Rom. 6:1, Rom. 8 (whole chapter)
I cry and I weep. My soul laments for the distaste and the distain
I have towards this world. There is no pleasure left within me.
I cry out from my depths of my belly.
Growing in my womb is a fire that sears into my flesh, anticipating for
Your glory to be revealed. When I heard the spoken word make
confirmation with my spirit man, I cried out praises of thanksgiving,
I was elated with joy unspeakable.
I was told that putting this flesh to death would lead to the revelation of the “True Me”.
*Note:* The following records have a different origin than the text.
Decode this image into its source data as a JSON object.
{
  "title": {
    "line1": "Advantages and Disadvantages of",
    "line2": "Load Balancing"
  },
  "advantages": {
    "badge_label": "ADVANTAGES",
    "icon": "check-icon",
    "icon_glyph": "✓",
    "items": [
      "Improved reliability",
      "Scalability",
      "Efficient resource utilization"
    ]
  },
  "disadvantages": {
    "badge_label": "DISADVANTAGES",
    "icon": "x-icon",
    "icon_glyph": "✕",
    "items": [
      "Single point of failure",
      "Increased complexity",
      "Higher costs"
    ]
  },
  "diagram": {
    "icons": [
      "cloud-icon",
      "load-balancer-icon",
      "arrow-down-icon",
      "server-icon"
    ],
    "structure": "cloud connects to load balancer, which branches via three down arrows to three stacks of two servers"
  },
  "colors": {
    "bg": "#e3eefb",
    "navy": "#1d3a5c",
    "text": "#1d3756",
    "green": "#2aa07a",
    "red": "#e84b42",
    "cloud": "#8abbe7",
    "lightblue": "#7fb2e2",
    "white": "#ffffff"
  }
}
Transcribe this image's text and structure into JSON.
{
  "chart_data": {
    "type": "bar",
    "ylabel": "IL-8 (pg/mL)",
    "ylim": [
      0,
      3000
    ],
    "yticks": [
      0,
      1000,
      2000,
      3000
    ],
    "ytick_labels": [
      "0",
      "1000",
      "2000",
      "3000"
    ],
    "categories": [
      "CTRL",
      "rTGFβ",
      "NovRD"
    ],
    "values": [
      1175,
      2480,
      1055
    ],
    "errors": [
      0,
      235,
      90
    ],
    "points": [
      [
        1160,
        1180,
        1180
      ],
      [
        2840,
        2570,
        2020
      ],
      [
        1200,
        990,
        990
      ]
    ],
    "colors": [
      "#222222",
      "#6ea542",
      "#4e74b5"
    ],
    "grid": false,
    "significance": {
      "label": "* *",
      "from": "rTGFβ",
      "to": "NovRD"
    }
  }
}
I cried. I bellowed out psalms of praise, knowing You have not forgotten me.
All my other cries were of distress and tears filled with bitterness despising Your process. Angrily I sobbed…”Why GOD?” “Why?
I know now that these growing pains are for my good.
Stretching me to reach the fulfillment of my destiny.
With hope, I lift my head towards the sky.
I use to walk around aimlessly, muttering.
Spouting a mantra with no meaning.
A repetition that had neither reason nor rhyme.
What next GOD? How Long GOD?
When will it be my time?
His reply provoked me. It stirred my soul.
Yahweh told me that I make the decision of when and how to reach my goals.
He softly replied and said He gave me “all the power”
to launch out into the deep. “Go and be courageous my child.”
“Display my excellence and be bold.”
I roar out loud! I go from glory to glory. My time is here! My time is now!
So I submit private supplication that cannot be uttered. Now my cries consist
Of fervent effectual prayers that reach You oh Lord into the Heavens.
I sing of praises to You mighty King. For you have shown me that I matter.
From the time of my conception, till the date of my birth,
You have walked out my steps for me.
No longer do I let my tears hold me in captivity,
or the pain of my past tell me what I worth.
For You to cried when You gave Your only Begotten Son,
The tears that were shed on the cross, none can compare.
It was the sins of many that brought You such sorrow.
Because Christ cried out “It is finished”,
died on a cursed tree, I have hope for tomorrow.